JD Finance, a financial services spinout of China-based e-commerce business JD.com, is raising additional capital at a RMB50bn ($7.3bn) valuation, China Money Network reported on Thursday citing an unnamed source.
Investors will be required to supply at least RMB200m in cash in order to take part in the round, though details of its target size have not been revealed.
JD Finance has committed to conducting an initial public offering within five years and in the event that a flotation does not materialise it will repurchase shares at an annualised return of 9.38%.
The news follows JD.com’s decision earlier this month to divest its entire 68.6% stakeholding in JD Finance, which marked a first step towards an initial public offering for the financial services spinout.
The divestment is expected to be completed by mid-2017 and will provide JD.com with a RMB14.3bn windfall. The parent company will also secure the rights to receive 40% of JD Finance’s future pre-tax profit, which may then also be exchanged for a 40% equity stake pending regulatory approval.
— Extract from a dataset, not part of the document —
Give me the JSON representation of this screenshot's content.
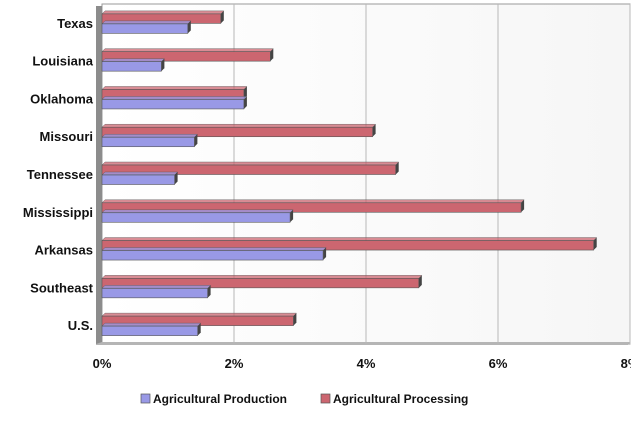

JD.com created JD Finance in 2013 to provide financial products such as consumer credit, wealth management and third-party payment services. The platform competes with offerings such as Ant Financial, the financial services affiliate of e-commerce group Alibaba.
Insurance provider China Taiping Insurance co-led a $1bn share subscription for JD Finance in January 2016 with venture capital firm Sequoia Capital and investment firm China Harvest Investments. At the time, JD Finance was valued at approximately $7.1bn.